Instituto de Medicina Molecular, Faculdade de Medicina , Universidade de Lisboa , 1649-028 Lisbon , Portugal.
Instituto de Tecnologia Química e Biológica António Xavier , Universidade Nova de Lisboa , 2775-412 Oeiras , Portugal.
ACS Nano. 2018 Oct 23;12(10):9855-9865. doi: 10.1021/acsnano.8b01422. Epub 2018 Sep 24.
Measles remains one of the leading causes of child mortality worldwide and is re-emerging in some countries due to poor vaccine coverage, concomitant with importation of measles virus (MV) from endemic areas. The lack of specific chemotherapy contributes to negative outcomes, especially in infants or immunodeficient individuals. Fusion inhibitor peptides derived from the MV Fusion protein C-terminal Heptad Repeat (HRC) targeting MV envelope fusion glycoproteins block infection at the stage of entry into host cells, thus preventing viral multiplication. To improve efficacy of such entry inhibitors, we have modified a HRC peptide inhibitor by introducing properties of self-assembly into nanoparticles (NP) and higher affinity for both viral and cell membranes. Modification of the peptide consisted of covalent grafting with tocopherol to increase amphipathicity and lipophilicity (HRC5). One additional peptide inhibitor consisting of a peptide dimer grafted to tocopherol was also used (HRC6). Spectroscopic, imaging, and simulation techniques were used to characterize the NP and explore the molecular basis for their antiviral efficacy. HRC5 forms micellar stable NP while HRC6 aggregates into amorphous, loose, unstable NP. Interpeptide cluster bridging governs NP assembly into dynamic metastable states. The results are consistent with the conclusion that the improved efficacy of HRC6 relative to HRC5 can be attributed to NP instability, which leads to more extensive partition to target membranes and binding to viral target proteins.
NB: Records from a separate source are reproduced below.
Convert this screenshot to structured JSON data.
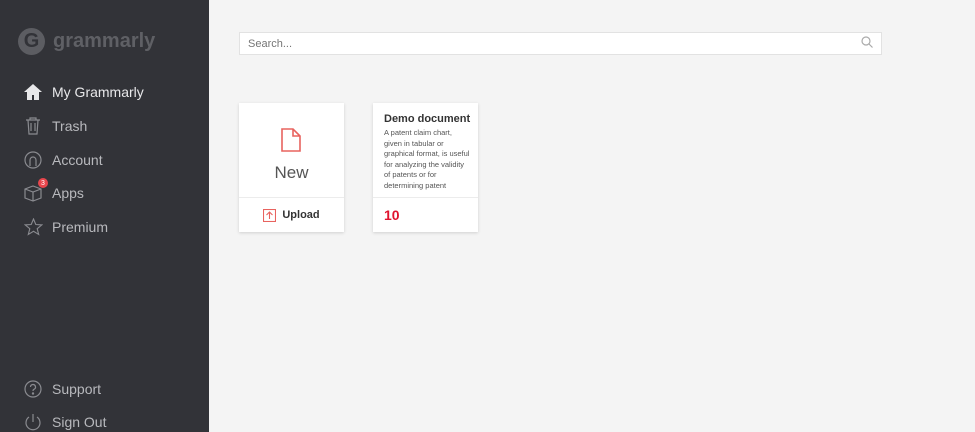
{
  "app": {
    "logo_text": "grammarly"
  },
  "sidebar": {
    "items": [
      {
        "label": "My Grammarly",
        "icon": "home-icon"
      },
      {
        "label": "Trash",
        "icon": "trash-icon"
      },
      {
        "label": "Account",
        "icon": "account-icon"
      },
      {
        "label": "Apps",
        "icon": "box-icon",
        "badge": "3"
      },
      {
        "label": "Premium",
        "icon": "star-icon"
      }
    ],
    "bottom": [
      {
        "label": "Support",
        "icon": "help-icon"
      },
      {
        "label": "Sign Out",
        "icon": "power-icon"
      }
    ]
  },
  "search": {
    "placeholder": "Search...",
    "value": ""
  },
  "new_card": {
    "label": "New",
    "upload_label": "Upload"
  },
  "documents": [
    {
      "title": "Demo document",
      "preview": "A patent claim chart, given in tabular or graphical format, is useful for analyzing the validity of patents or for determining patent",
      "count": "10"
    }
  ],
  "colors": {
    "accent": "#e0132e",
    "sidebar": "#323338"
  }
}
麻疹仍然是全球导致儿童死亡的主要原因之一,由于疫苗接种覆盖率低,同时伴有麻疹病毒(MV)从流行地区的输入,一些国家麻疹疫情再次出现。缺乏特异性化学疗法导致不良后果,尤其是在婴儿或免疫功能低下的个体中。源自 MV 融合蛋白 C 末端七肽重复(HRC)的融合抑制剂肽靶向 MV 包膜融合糖蛋白,在进入宿主细胞的阶段阻断感染,从而阻止病毒复制。为了提高这种进入抑制剂的疗效,我们通过将自组装特性引入纳米颗粒(NP)和提高对病毒和细胞膜的亲和力来修饰 HRC 肽抑制剂。还使用了一种由接枝到生育酚的二肽组成的另外一种肽抑制剂(HRC6)。使用光谱、成像和模拟技术来表征 NP,并探索其抗病毒功效的分子基础。HRC5 形成胶束稳定的 NP,而 HRC6 聚集为无定形、松散、不稳定的 NP。肽间簇桥接控制 NP 组装成动态亚稳状态。结果与结论一致,即 HRC6 相对于 HRC5 的疗效提高可归因于 NP 的不稳定性,这导致更广泛地分配到靶膜和与病毒靶蛋白结合。